Did you know that if you smoke pot, child protective services can take away your kids? And if you don’t provide them with many months of clean, regular random drug tests, and possibly also complete a substance abuse program, parenting class, and individual therapy, they can even adopt them out permanently.

With California’s legal marijuana initiative on the ballot in November (Prop. 19), I figure it’s a good time to discuss the related issues of 1) what happens to parents who get caught using cannabis, and 2) how you can reduce your chance of getting your kids taken if you’re one of them.

I deal with this on a weekly basis. People are usually surprised and really angry to find out what the child welfare laws can do to them for using or possessing drugs, even without any criminal charges or convictions. And it’s not just dirtbags. Sometimes it happens to normal, likeable, responsible people you wouldn’t think there was anything wrong with.

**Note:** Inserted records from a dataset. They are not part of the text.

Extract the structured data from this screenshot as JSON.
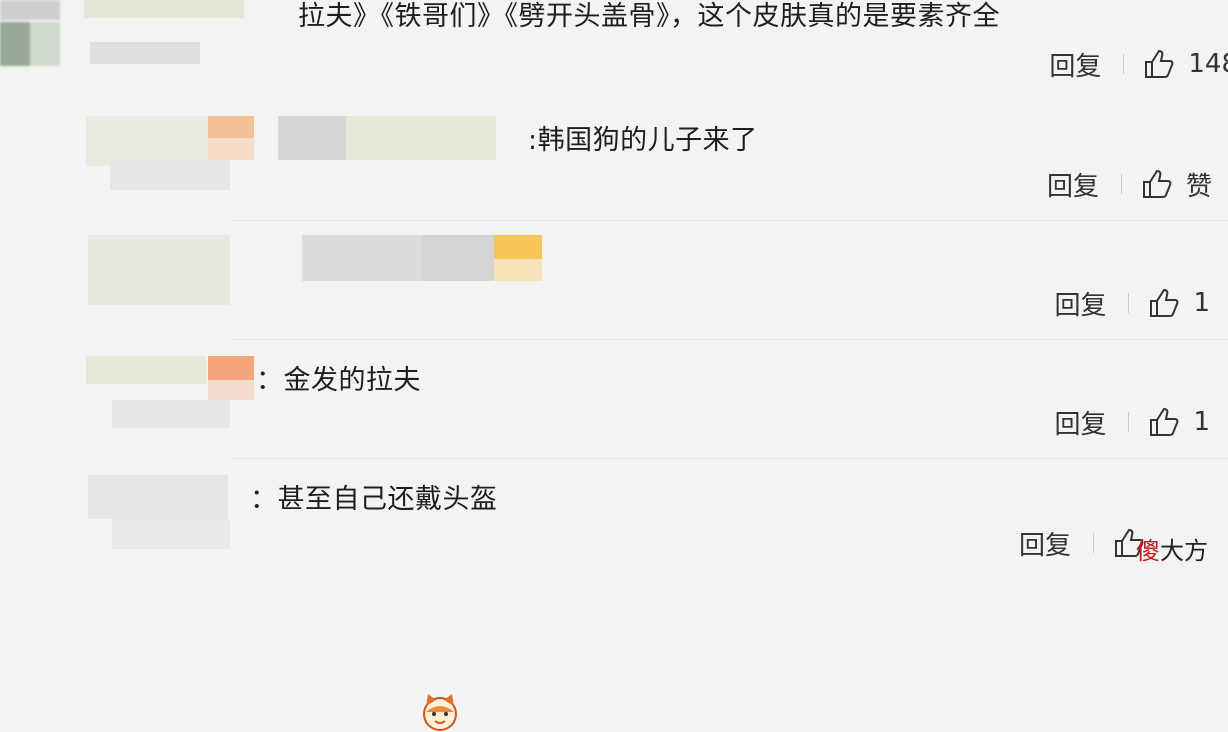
{
  "comments": [
    {
      "text": "拉夫》《铁哥们》《劈开头盖骨》，这个皮肤真的是要素齐全",
      "reply": "回复",
      "likes": "148"
    },
    {
      "text": ":韩国狗的儿子来了",
      "reply": "回复",
      "likes": "赞"
    },
    {
      "text": "",
      "reply": "回复",
      "likes": "1"
    },
    {
      "text": "：金发的拉夫",
      "reply": "回复",
      "likes": "1"
    },
    {
      "text": "：甚至自己还戴头盔",
      "reply": "回复",
      "likes": ""
    }
  ],
  "icons": {
    "like": "thumbs-up-icon",
    "emoji": "cat-face-emoji-icon"
  },
  "watermark": {
    "first": "傻",
    "rest": "大方"
  },
  "colors": {
    "background": "#f3f3f3",
    "text": "#1e1e1e",
    "divider": "#e3e3e3",
    "watermark_accent": "#c8161d"
  }
}
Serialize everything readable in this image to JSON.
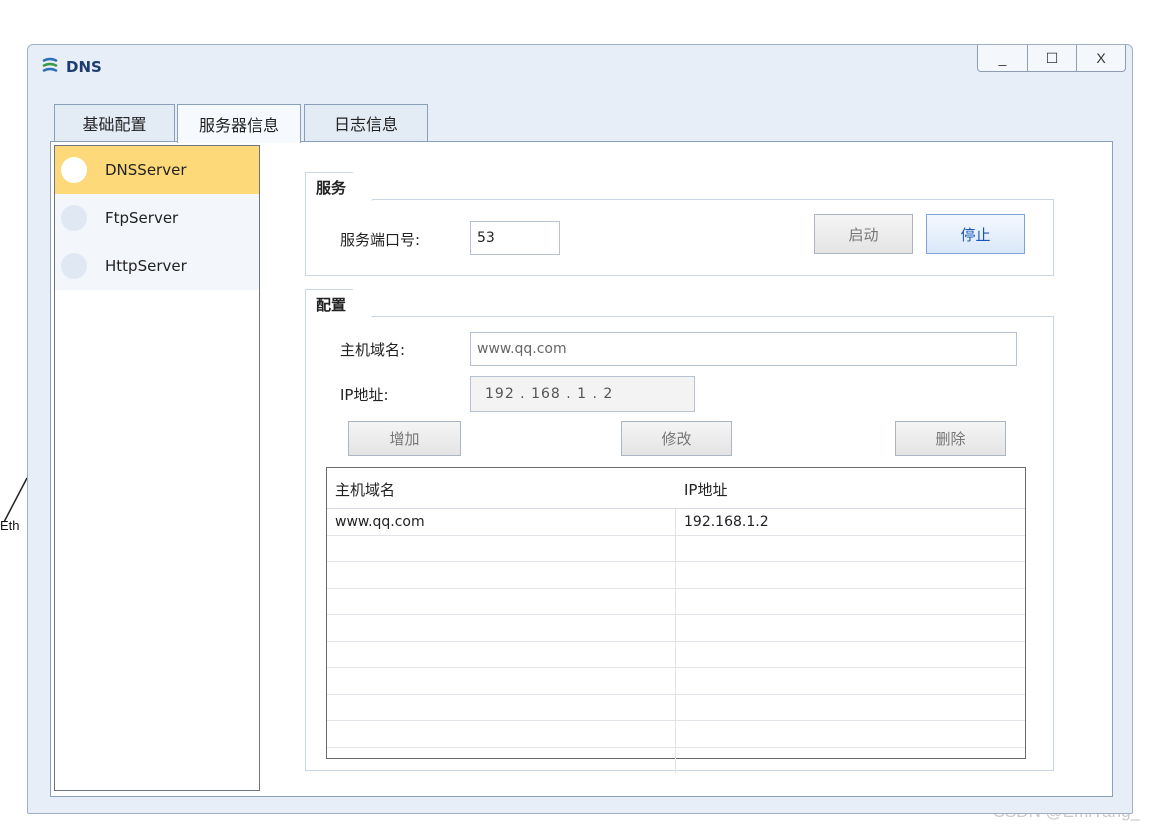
{
  "window": {
    "title": "DNS",
    "controls": {
      "minimize": "_",
      "maximize": "☐",
      "close": "X"
    }
  },
  "tabs": [
    {
      "label": "基础配置",
      "active": false
    },
    {
      "label": "服务器信息",
      "active": true
    },
    {
      "label": "日志信息",
      "active": false
    }
  ],
  "sidebar": {
    "items": [
      {
        "label": "DNSServer",
        "active": true
      },
      {
        "label": "FtpServer",
        "active": false
      },
      {
        "label": "HttpServer",
        "active": false
      }
    ]
  },
  "service": {
    "legend": "服务",
    "port_label": "服务端口号:",
    "port_value": "53",
    "start_label": "启动",
    "stop_label": "停止"
  },
  "config": {
    "legend": "配置",
    "host_label": "主机域名:",
    "host_value": "www.qq.com",
    "ip_label": "IP地址:",
    "ip_value": "192 . 168 . 1 . 2",
    "add_label": "增加",
    "modify_label": "修改",
    "delete_label": "删除"
  },
  "table": {
    "headers": [
      "主机域名",
      "IP地址"
    ],
    "rows": [
      [
        "www.qq.com",
        "192.168.1.2"
      ]
    ]
  },
  "background": {
    "eth_label": "Eth",
    "watermark": "CSDN @EmiYang_"
  },
  "colors": {
    "accent_selected": "#fdd97a",
    "stop_button_text": "#1a56b8",
    "title_text": "#1d3c6e"
  },
  "icons": {
    "app": "dns-app-icon",
    "minimize": "minimize-icon",
    "maximize": "maximize-icon",
    "close": "close-icon"
  }
}
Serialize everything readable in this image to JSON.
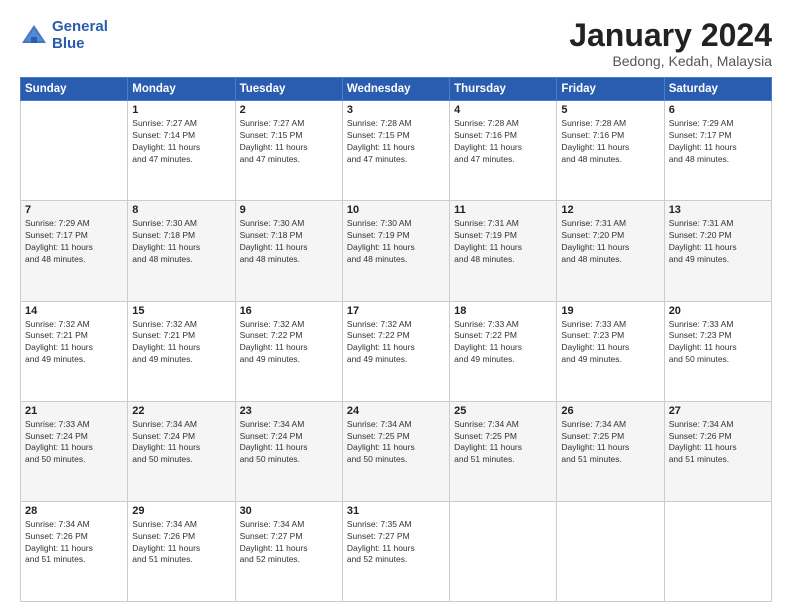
{
  "header": {
    "logo_line1": "General",
    "logo_line2": "Blue",
    "month": "January 2024",
    "location": "Bedong, Kedah, Malaysia"
  },
  "weekdays": [
    "Sunday",
    "Monday",
    "Tuesday",
    "Wednesday",
    "Thursday",
    "Friday",
    "Saturday"
  ],
  "weeks": [
    [
      {
        "day": "",
        "info": ""
      },
      {
        "day": "1",
        "info": "Sunrise: 7:27 AM\nSunset: 7:14 PM\nDaylight: 11 hours\nand 47 minutes."
      },
      {
        "day": "2",
        "info": "Sunrise: 7:27 AM\nSunset: 7:15 PM\nDaylight: 11 hours\nand 47 minutes."
      },
      {
        "day": "3",
        "info": "Sunrise: 7:28 AM\nSunset: 7:15 PM\nDaylight: 11 hours\nand 47 minutes."
      },
      {
        "day": "4",
        "info": "Sunrise: 7:28 AM\nSunset: 7:16 PM\nDaylight: 11 hours\nand 47 minutes."
      },
      {
        "day": "5",
        "info": "Sunrise: 7:28 AM\nSunset: 7:16 PM\nDaylight: 11 hours\nand 48 minutes."
      },
      {
        "day": "6",
        "info": "Sunrise: 7:29 AM\nSunset: 7:17 PM\nDaylight: 11 hours\nand 48 minutes."
      }
    ],
    [
      {
        "day": "7",
        "info": "Sunrise: 7:29 AM\nSunset: 7:17 PM\nDaylight: 11 hours\nand 48 minutes."
      },
      {
        "day": "8",
        "info": "Sunrise: 7:30 AM\nSunset: 7:18 PM\nDaylight: 11 hours\nand 48 minutes."
      },
      {
        "day": "9",
        "info": "Sunrise: 7:30 AM\nSunset: 7:18 PM\nDaylight: 11 hours\nand 48 minutes."
      },
      {
        "day": "10",
        "info": "Sunrise: 7:30 AM\nSunset: 7:19 PM\nDaylight: 11 hours\nand 48 minutes."
      },
      {
        "day": "11",
        "info": "Sunrise: 7:31 AM\nSunset: 7:19 PM\nDaylight: 11 hours\nand 48 minutes."
      },
      {
        "day": "12",
        "info": "Sunrise: 7:31 AM\nSunset: 7:20 PM\nDaylight: 11 hours\nand 48 minutes."
      },
      {
        "day": "13",
        "info": "Sunrise: 7:31 AM\nSunset: 7:20 PM\nDaylight: 11 hours\nand 49 minutes."
      }
    ],
    [
      {
        "day": "14",
        "info": "Sunrise: 7:32 AM\nSunset: 7:21 PM\nDaylight: 11 hours\nand 49 minutes."
      },
      {
        "day": "15",
        "info": "Sunrise: 7:32 AM\nSunset: 7:21 PM\nDaylight: 11 hours\nand 49 minutes."
      },
      {
        "day": "16",
        "info": "Sunrise: 7:32 AM\nSunset: 7:22 PM\nDaylight: 11 hours\nand 49 minutes."
      },
      {
        "day": "17",
        "info": "Sunrise: 7:32 AM\nSunset: 7:22 PM\nDaylight: 11 hours\nand 49 minutes."
      },
      {
        "day": "18",
        "info": "Sunrise: 7:33 AM\nSunset: 7:22 PM\nDaylight: 11 hours\nand 49 minutes."
      },
      {
        "day": "19",
        "info": "Sunrise: 7:33 AM\nSunset: 7:23 PM\nDaylight: 11 hours\nand 49 minutes."
      },
      {
        "day": "20",
        "info": "Sunrise: 7:33 AM\nSunset: 7:23 PM\nDaylight: 11 hours\nand 50 minutes."
      }
    ],
    [
      {
        "day": "21",
        "info": "Sunrise: 7:33 AM\nSunset: 7:24 PM\nDaylight: 11 hours\nand 50 minutes."
      },
      {
        "day": "22",
        "info": "Sunrise: 7:34 AM\nSunset: 7:24 PM\nDaylight: 11 hours\nand 50 minutes."
      },
      {
        "day": "23",
        "info": "Sunrise: 7:34 AM\nSunset: 7:24 PM\nDaylight: 11 hours\nand 50 minutes."
      },
      {
        "day": "24",
        "info": "Sunrise: 7:34 AM\nSunset: 7:25 PM\nDaylight: 11 hours\nand 50 minutes."
      },
      {
        "day": "25",
        "info": "Sunrise: 7:34 AM\nSunset: 7:25 PM\nDaylight: 11 hours\nand 51 minutes."
      },
      {
        "day": "26",
        "info": "Sunrise: 7:34 AM\nSunset: 7:25 PM\nDaylight: 11 hours\nand 51 minutes."
      },
      {
        "day": "27",
        "info": "Sunrise: 7:34 AM\nSunset: 7:26 PM\nDaylight: 11 hours\nand 51 minutes."
      }
    ],
    [
      {
        "day": "28",
        "info": "Sunrise: 7:34 AM\nSunset: 7:26 PM\nDaylight: 11 hours\nand 51 minutes."
      },
      {
        "day": "29",
        "info": "Sunrise: 7:34 AM\nSunset: 7:26 PM\nDaylight: 11 hours\nand 51 minutes."
      },
      {
        "day": "30",
        "info": "Sunrise: 7:34 AM\nSunset: 7:27 PM\nDaylight: 11 hours\nand 52 minutes."
      },
      {
        "day": "31",
        "info": "Sunrise: 7:35 AM\nSunset: 7:27 PM\nDaylight: 11 hours\nand 52 minutes."
      },
      {
        "day": "",
        "info": ""
      },
      {
        "day": "",
        "info": ""
      },
      {
        "day": "",
        "info": ""
      }
    ]
  ]
}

I have to explain to many unhappy parents that a “DA reject” of their possession or dealing charge has no effect on their resulting case in children’s court. Their kids are staying in foster care. Or maybe they never even got arrested. Someone who didn’t like them — like their ex — just called in a referral to the child abuse hotline. Maybe it wasn’t even for pot, maybe it was for coke or meth, and they marched indignantly down to the testing site unaware that they screen for every drug, not just whatever they were accused of. Or, more commonly, the children were removed from the other parent due to something else, and this parent’s use got talked about when they interviewed the other parent. Or maybe not, but maybe when they ran your criminal record — which they always do as part of their investigation — they found a pot ticket from a couple of years ago. Or not a conviction, but just an arrest for possession. Or no arrests, but several calls to the cops from or about your address claiming drug-related activity. (Bet you didn’t know there are records kept of cop calls.)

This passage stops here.